Joint 69th Annual Southeastern / 55th Annual Northeastern Section Meeting - 2020

Paper No. 37-7
Presentation Time: 8:00 AM-12:00 PM

SEA-LEVEL RISE AND UPDRIFT SEDIMENT TRAPPING DRIVE NET SAND LOSS ALONG THE VIRGINIA BARRIER-ISLANDS


ROBBINS, Mahinaokalani G.1, SHAWLER, Justin L.2 and HEIN, Christopher J.2, (1)Department of Geology, College of William & Mary, 251 Jamestown Road, Williamsburg, VA 23185, (2)Virginia Institute of Marine Science, William & Mary, 1370 Greate Road, Gloucester Point, VA 23062

Barrier-island evolution is broadly controlled by drivers such as sea-level rise, sediment availability and fluxes, and storminess. The Virginia Barrier Islands (VBI) provide an excellent natural laboratory to investigate controls on sediment trapping, sediment transport, and shoreline change, because they are largely undeveloped and their behavior is controlled by natural geomorphic and ecologic processes.

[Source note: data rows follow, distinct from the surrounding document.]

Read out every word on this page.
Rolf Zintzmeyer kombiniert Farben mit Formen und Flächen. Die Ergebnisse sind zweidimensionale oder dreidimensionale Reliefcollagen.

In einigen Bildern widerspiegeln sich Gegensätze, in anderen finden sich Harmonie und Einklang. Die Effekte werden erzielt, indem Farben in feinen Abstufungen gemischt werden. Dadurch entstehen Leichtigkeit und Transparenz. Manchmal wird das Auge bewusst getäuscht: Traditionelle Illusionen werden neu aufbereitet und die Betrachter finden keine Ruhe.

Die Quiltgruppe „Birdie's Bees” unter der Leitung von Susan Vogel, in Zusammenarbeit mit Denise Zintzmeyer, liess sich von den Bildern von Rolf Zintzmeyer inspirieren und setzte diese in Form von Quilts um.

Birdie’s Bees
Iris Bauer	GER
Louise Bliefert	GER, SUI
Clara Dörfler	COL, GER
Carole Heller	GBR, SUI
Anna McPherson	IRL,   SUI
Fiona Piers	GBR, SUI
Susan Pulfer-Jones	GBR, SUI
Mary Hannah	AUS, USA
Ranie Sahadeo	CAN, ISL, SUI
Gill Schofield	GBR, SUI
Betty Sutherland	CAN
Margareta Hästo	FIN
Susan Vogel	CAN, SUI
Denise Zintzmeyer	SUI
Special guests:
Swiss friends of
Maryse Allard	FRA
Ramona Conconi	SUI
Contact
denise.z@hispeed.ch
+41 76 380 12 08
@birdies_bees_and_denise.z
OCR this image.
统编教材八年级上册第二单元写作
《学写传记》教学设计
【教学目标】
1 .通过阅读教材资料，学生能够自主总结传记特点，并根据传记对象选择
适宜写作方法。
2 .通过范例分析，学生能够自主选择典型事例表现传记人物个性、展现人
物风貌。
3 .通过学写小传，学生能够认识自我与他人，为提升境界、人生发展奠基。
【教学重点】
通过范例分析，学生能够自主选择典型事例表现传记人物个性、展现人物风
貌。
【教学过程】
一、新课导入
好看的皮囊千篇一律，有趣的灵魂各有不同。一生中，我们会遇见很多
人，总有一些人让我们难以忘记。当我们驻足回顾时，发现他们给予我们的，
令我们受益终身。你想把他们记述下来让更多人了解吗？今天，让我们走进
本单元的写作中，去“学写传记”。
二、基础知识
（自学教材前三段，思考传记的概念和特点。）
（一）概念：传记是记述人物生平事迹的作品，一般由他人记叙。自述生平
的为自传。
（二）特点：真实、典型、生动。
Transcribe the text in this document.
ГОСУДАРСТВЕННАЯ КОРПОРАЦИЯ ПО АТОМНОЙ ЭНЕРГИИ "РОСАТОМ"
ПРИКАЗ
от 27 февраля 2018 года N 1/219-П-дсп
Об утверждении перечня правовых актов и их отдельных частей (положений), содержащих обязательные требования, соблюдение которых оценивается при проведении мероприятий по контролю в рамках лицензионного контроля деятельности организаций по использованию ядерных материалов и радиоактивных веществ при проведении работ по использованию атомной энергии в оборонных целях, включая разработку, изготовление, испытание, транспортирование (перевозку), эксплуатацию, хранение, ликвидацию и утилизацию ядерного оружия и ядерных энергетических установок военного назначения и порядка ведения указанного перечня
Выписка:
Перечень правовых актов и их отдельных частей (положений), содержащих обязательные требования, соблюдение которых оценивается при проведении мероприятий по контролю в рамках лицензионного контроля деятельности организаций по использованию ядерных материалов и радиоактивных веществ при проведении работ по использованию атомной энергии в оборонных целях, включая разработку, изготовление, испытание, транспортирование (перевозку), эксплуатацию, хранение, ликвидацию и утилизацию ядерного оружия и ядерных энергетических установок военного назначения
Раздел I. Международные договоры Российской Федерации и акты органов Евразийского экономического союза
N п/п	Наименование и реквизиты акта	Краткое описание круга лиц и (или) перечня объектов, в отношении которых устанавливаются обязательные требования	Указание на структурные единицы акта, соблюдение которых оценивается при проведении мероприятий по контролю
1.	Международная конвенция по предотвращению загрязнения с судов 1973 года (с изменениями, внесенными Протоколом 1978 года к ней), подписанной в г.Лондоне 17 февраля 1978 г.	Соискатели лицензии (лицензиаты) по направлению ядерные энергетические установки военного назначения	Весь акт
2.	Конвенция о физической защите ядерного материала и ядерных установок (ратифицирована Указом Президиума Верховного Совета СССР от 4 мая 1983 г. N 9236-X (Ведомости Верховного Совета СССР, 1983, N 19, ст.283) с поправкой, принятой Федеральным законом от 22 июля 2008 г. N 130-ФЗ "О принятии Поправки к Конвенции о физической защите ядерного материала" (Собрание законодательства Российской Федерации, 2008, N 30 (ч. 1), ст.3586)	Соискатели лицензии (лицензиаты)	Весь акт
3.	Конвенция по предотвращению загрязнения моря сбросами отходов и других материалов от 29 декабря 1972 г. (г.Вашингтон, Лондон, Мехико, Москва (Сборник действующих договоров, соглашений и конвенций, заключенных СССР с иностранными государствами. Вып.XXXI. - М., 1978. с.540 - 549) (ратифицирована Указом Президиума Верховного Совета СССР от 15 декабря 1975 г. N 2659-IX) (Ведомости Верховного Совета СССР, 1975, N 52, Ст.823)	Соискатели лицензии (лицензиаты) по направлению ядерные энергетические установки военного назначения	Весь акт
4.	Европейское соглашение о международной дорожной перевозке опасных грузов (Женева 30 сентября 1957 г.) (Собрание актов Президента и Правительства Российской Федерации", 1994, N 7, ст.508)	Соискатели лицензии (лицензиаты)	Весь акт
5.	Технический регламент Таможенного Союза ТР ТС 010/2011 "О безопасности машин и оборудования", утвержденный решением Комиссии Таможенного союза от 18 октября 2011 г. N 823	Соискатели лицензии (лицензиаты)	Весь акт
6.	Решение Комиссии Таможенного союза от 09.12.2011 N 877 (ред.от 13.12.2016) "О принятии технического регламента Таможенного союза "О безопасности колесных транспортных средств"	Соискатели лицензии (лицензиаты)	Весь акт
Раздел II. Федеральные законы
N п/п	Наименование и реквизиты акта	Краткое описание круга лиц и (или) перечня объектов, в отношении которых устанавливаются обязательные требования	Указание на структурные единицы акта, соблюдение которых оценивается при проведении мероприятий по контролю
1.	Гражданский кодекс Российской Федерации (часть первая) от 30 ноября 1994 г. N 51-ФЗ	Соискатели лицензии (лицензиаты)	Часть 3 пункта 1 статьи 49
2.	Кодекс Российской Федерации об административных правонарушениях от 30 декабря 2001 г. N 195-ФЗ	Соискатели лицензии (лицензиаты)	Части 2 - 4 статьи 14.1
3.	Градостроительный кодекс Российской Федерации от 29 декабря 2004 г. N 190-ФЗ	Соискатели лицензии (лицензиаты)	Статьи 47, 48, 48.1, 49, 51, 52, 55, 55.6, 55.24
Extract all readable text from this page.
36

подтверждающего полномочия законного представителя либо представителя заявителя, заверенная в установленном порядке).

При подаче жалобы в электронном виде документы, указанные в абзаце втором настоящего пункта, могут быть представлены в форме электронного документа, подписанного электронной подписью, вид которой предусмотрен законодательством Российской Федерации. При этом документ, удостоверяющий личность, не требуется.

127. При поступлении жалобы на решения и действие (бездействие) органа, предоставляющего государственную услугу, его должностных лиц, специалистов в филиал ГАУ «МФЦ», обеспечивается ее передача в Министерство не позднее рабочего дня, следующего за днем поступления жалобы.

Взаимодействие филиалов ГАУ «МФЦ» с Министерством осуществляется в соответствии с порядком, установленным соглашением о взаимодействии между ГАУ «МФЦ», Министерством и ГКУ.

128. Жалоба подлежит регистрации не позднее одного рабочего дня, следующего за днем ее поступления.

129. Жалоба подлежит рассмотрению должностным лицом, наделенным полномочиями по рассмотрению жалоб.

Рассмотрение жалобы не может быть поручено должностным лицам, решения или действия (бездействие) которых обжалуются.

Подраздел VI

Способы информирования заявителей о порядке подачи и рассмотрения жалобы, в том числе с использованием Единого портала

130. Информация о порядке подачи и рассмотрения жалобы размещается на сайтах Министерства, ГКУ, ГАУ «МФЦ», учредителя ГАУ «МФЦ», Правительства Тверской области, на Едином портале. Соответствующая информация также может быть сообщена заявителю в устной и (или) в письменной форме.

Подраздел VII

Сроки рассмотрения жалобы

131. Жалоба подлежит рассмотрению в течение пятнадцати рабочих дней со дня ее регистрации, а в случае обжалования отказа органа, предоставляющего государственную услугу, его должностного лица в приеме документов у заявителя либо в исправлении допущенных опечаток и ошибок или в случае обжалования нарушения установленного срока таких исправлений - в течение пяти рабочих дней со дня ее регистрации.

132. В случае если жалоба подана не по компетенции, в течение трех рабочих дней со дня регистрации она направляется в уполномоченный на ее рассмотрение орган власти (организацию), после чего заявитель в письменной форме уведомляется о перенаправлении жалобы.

Longshore transport of sediments from north to south is among the dominant controls on sediment fluxes to, and thus volume changes of, the VBI, which lack a major river or known significant offshore source of sand. We develop maps of subaerial island area through time for each of the 13 VBI using NOAA Historical Survey T-sheets and modern aerial and satellite imagery. We pair these areas with a representative island thickness derived from existing stratigraphic data and the lidar-derived average elevation of each island. The VBI lost 5.1% of total sand (2.01×107 m3) from 1851 to 2013 C.E. The total loss from the southern VBI (all islands south of Assateague) was 67% (net loss of 9.7×107 m3). Centrally located Parramore Island continuously decreased in sand volume over the 20th and 21st centuries. Assateague, through spit growth, had the largest net sand gain of 7.7 ×107 m3. Taken together, these results indicate that while sediment trapping at Assateague Island functions as an updrift sediment sink, other multi-decadal to multi-centennial controls on downdrift coastal geomorphic behavior, such as the growth of flood and ebb tidal deltas, the offshore export of sand, and changing patterns of wave refraction, may also play key roles in the net loss of sand from the VBI. Moreover, changes within the morphology or sand volume of a single island is likely closely tied to that of adjacent, particularly updrift, islands with which it exchanges sand over annual to decadal scales.